The company launched Mission Possible, a test of a reentry capsule, on SpaceX’s Transporter-14 mission in June. The 1,600-kilogram spacecraft survived reentry, but contact was lost before the scheduled deployment of parachutes and splashdown in the North Pacific Ocean.
“We’re still investigating what exactly happened in the last moments right before splashdown,” said Dana Baki, The Exploration Company’s chief commercial and people officer, during an Oct. 2 presentation about the mission at the International Astronautical Congress here. “We know that the parachutes didn’t deploy.”
She emphasized that earlier phases of the mission went well. That included activating payloads from 26 customers inside the capsule, then deploying from the Falcon 9 second stage and reentering. The spacecraft survived reentry, she noted, because controllers received data from it.
“What we don’t know yet is what exactly happened right before the parachutes were supposed to deploy,” she said. That remains under investigation by an external board. The company will share the results once complete.
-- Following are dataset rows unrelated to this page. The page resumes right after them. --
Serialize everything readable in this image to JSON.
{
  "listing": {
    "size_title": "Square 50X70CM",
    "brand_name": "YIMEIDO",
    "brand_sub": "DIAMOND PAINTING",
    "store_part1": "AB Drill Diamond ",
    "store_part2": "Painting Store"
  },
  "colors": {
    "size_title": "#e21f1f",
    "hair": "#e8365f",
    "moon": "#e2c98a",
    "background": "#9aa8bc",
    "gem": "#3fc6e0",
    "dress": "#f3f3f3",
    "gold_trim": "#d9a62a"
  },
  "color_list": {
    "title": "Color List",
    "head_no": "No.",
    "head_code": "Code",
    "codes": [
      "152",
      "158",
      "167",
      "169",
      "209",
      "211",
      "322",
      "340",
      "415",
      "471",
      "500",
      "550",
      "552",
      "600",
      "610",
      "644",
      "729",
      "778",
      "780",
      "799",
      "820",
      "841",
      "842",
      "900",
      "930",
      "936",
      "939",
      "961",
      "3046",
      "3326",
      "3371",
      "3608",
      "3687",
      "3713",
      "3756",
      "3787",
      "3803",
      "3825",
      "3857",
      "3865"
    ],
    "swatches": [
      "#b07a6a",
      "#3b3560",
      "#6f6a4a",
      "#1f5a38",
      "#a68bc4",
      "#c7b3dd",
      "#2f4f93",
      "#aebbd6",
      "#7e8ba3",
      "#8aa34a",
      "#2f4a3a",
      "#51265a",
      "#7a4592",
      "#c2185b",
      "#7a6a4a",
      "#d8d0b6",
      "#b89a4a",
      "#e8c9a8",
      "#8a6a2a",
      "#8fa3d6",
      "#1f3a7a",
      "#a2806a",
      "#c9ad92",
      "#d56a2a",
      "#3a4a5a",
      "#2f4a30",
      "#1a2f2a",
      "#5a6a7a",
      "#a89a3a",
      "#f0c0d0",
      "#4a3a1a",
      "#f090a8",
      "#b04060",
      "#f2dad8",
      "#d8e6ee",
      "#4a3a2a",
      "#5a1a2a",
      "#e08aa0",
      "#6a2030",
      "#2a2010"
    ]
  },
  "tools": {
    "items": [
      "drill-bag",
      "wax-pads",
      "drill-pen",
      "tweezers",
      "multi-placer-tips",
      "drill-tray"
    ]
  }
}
One question is whether the capsule was stable during its descent. “We believe that it was, but that is part of what needs to be confirmed by the investigation board,” she said.
The Mission Possible reentry was tracked by NASA’s Scientifically Calibrated In-Flight Imagery, or SCIFLI, project, which has monitored many spacecraft reentries. However, Baki said the capsule reentered near the Falcon 9 upper stage, making it difficult to determine which object is which in the imagery.
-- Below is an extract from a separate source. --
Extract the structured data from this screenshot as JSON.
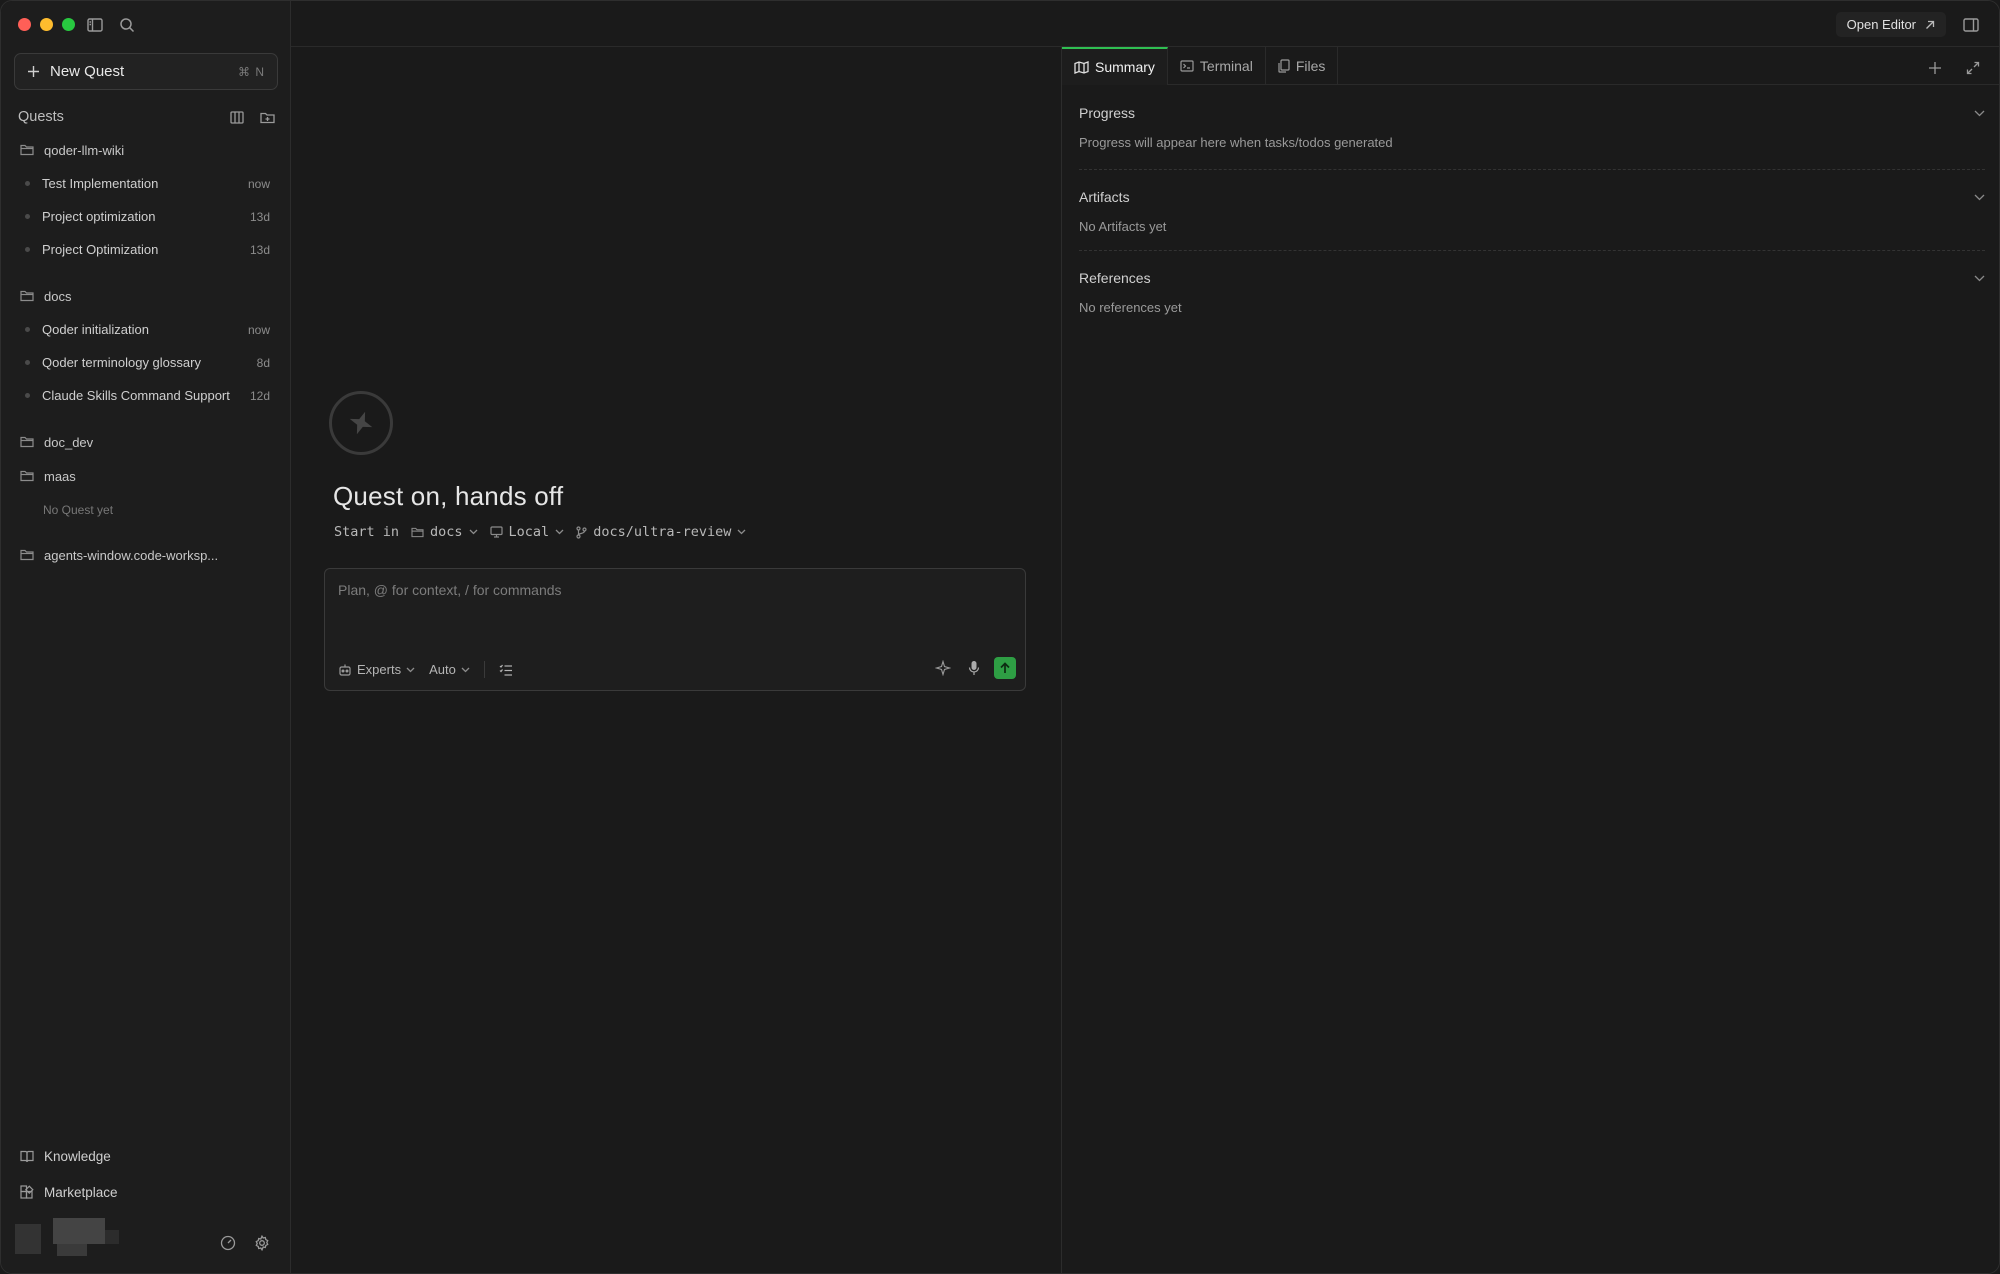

She noted that The Exploration Company developed Mission Possible in two years for 35 million euros ($41 million), a small fraction of the time and expense of other European reentry demonstrator programs.
“It’s a testament to what we’re trying to do at The Exploration Company, which is to move fast, stay on schedule, do it at a fraction of the cost and learn as we iterate,” she said.
The company is moving ahead with its full-scale Nyx cargo vehicle, slated for a demonstration mission to the International Space Station in the first quarter of 2028. The Exploration Company, along with Thales Alenia Space, won initial study contracts from the European Space Agency in May 2024 for an effort modeled on NASA’s commercial cargo program.
While Nyx will make a test flight to the ISS, The Exploration Company expects its market to come from future commercial space stations. Baki said the company also plans to offer a version of Nyx for flights in orbit for up to six months without docking to a station.
Nothing observed from Mission Possible, including the parachute failure, has altered those plans. The flight, she said, successfully derisked many systems for Nyx, including avionics, guidance and the spacecraft’s thermal protection system.
She added the company has not ruled out another test flight before the 2028 Nyx mission. “From what we know so far, we think that it won’t be necessary, but nothing’s for sure until we get all the answers.”